Lil Mix singer Jade Thirlwall embraces Arab identity

Soup and khubz: Lil Mix singer Jade Thirlwall embraces Arab identity after years of bullying
3 min read
11 September, 2020
Jade Thirlwall says she embraces her Arab identity and wants to become more vocal about her heritage as Lil Mix continue to rise.
Jade Thirlwall is embracing her Yemeni and Egyptian heritage [Getty]

Little Mix singer Jade Thirlwall said she is finally ready to fully embrace her Arab identity after experiencing years of bullying and ostracization.

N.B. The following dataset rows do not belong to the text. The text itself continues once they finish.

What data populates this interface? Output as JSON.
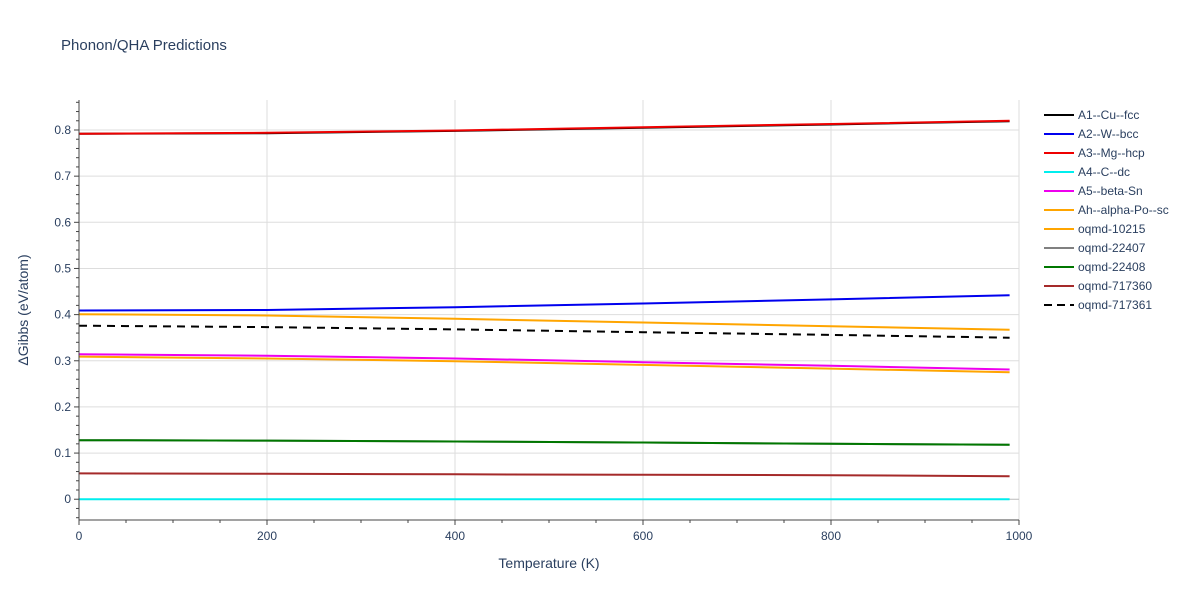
{
  "chart_data": {
    "type": "line",
    "title": "Phonon/QHA Predictions",
    "xlabel": "Temperature (K)",
    "ylabel": "ΔGibbs (eV/atom)",
    "xlim": [
      0,
      1000
    ],
    "ylim": [
      -0.045,
      0.865
    ],
    "xticks": [
      0,
      200,
      400,
      600,
      800,
      1000
    ],
    "xtick_labels": [
      "0",
      "200",
      "400",
      "600",
      "800",
      "1000"
    ],
    "yticks": [
      0,
      0.1,
      0.2,
      0.3,
      0.4,
      0.5,
      0.6,
      0.7,
      0.8
    ],
    "ytick_labels": [
      "0",
      "0.1",
      "0.2",
      "0.3",
      "0.4",
      "0.5",
      "0.6",
      "0.7",
      "0.8"
    ],
    "grid": true,
    "legend_position": "right",
    "series": [
      {
        "name": "A1--Cu--fcc",
        "color": "#000000",
        "dash": "solid",
        "x": [
          0,
          200,
          400,
          600,
          800,
          990
        ],
        "y": [
          0.792,
          0.793,
          0.798,
          0.805,
          0.812,
          0.819
        ]
      },
      {
        "name": "A2--W--bcc",
        "color": "#0000ee",
        "dash": "solid",
        "x": [
          0,
          200,
          400,
          600,
          800,
          990
        ],
        "y": [
          0.409,
          0.41,
          0.416,
          0.424,
          0.433,
          0.442
        ]
      },
      {
        "name": "A3--Mg--hcp",
        "color": "#ee0000",
        "dash": "solid",
        "x": [
          0,
          200,
          400,
          600,
          800,
          990
        ],
        "y": [
          0.792,
          0.794,
          0.799,
          0.806,
          0.813,
          0.82
        ]
      },
      {
        "name": "A4--C--dc",
        "color": "#00eeee",
        "dash": "solid",
        "x": [
          0,
          200,
          400,
          600,
          800,
          990
        ],
        "y": [
          0.0,
          0.0,
          0.0,
          0.0,
          0.0,
          0.0
        ]
      },
      {
        "name": "A5--beta-Sn",
        "color": "#ee00ee",
        "dash": "solid",
        "x": [
          0,
          200,
          400,
          600,
          800,
          990
        ],
        "y": [
          0.314,
          0.311,
          0.305,
          0.297,
          0.289,
          0.281
        ]
      },
      {
        "name": "Ah--alpha-Po--sc",
        "color": "#ffa500",
        "dash": "solid",
        "x": [
          0,
          200,
          400,
          600,
          800,
          990
        ],
        "y": [
          0.309,
          0.305,
          0.299,
          0.291,
          0.283,
          0.275
        ]
      },
      {
        "name": "oqmd-10215",
        "color": "#ffa500",
        "dash": "solid",
        "x": [
          0,
          200,
          400,
          600,
          800,
          990
        ],
        "y": [
          0.401,
          0.398,
          0.391,
          0.383,
          0.375,
          0.367
        ]
      },
      {
        "name": "oqmd-22407",
        "color": "#808080",
        "dash": "solid",
        "x": [
          0,
          200,
          400,
          600,
          800,
          990
        ],
        "y": [
          0.128,
          0.127,
          0.125,
          0.123,
          0.12,
          0.118
        ]
      },
      {
        "name": "oqmd-22408",
        "color": "#007700",
        "dash": "solid",
        "x": [
          0,
          200,
          400,
          600,
          800,
          990
        ],
        "y": [
          0.128,
          0.127,
          0.125,
          0.123,
          0.12,
          0.118
        ]
      },
      {
        "name": "oqmd-717360",
        "color": "#a52a2a",
        "dash": "solid",
        "x": [
          0,
          200,
          400,
          600,
          800,
          990
        ],
        "y": [
          0.056,
          0.055,
          0.054,
          0.053,
          0.052,
          0.05
        ]
      },
      {
        "name": "oqmd-717361",
        "color": "#000000",
        "dash": "dash",
        "x": [
          0,
          200,
          400,
          600,
          800,
          990
        ],
        "y": [
          0.376,
          0.373,
          0.368,
          0.362,
          0.356,
          0.35
        ]
      }
    ]
  }
}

Thirlwall, who is of an English, Yemeni and Egyptian heritage, said in an interview with Vogue Arabia that her earliest and fondest memories of connecting with her Arab roots was when she grew up around her grandfather.

“I grew up in an area called Laygate, South Shields in the north-east of England. It’s near the docks where a lot of Arabs worked from the 1920s. My granddad Mohammed arrived around 1943 from Yemen,” she explained, adding that her grandmother was Egyptian.

“They were very much in love and settled in the coastal town. They loved the large Arab community, and everyone stuck together. Sadly, my grandma passed away when my mam was just four so I never had a chance to learn much about my Egyptian heritage, but my granddad talked about her a lot.”

She remembered her connection to the Muslim faith fondly, with her grandfather practicing devoutly but letting his children and grandchildren forge their own spiritual path.

“While my granddad didn’t force his children or grandkids to follow his religion, he was a devout Muslim and wanted us to know about his faith and culture. We lived near the local mosque and he would tell me beautiful stories about when he went to Mecca. He would always cook for us, too – I loved his chicken soup with khubz, which is the best bread in the world. I remember him fasting for Ramadan, and during Eid I would wait for him outside the mosque and say Eid Mubarak to his friends as they came out, and they would gift me a pound coin.”

After her grandfather passed away, her connection to her roots began to drift and got worse when she got bullied.

“Where I’m from in England, if you weren’t evidently black or white, you were put in this big bowl of one ‘other’ thing. I used to get called the P-word, which I didn’t understand as I’m not Pakistani. I was also called half-caste. During one incident someone pinned me down in the toilets and put a bindi spot on my forehead,” she said.

“There was a complete lack of education and understanding of different races and faiths. It affected my mental health. I became very depressed and it triggered the eating disorder I had throughout school.”

Thirlwall is now trying to reconnect to her Arab heritage, saying she wants to explore her identity, learn Arabic and to be a good role model for younger Arabs who look up to her.

“When I was younger, I didn’t see enough representation of Arabs in magazines or on TV, and when I saw people who looked like my granddad they were always misrepresented. There’s this stereotype of Muslims being terrorists. I regret now that I didn’t talk about it more, but I was young and scared. I’m trying to make up for it now,” she explained.

“I’m more open to being that voice for people. I think it comes with being more confident in yourself, and more curious. My mam and me have started looking into our culture more and it’s something that is bringing us closer together. The Black Lives Matter movement and the war in Yemen has triggered a lot of trauma for my mam, who I think suppressed who she was for a long time, too. The past few months have been very eye-opening for us. We’ve talked more than we ever have about race and who we are.”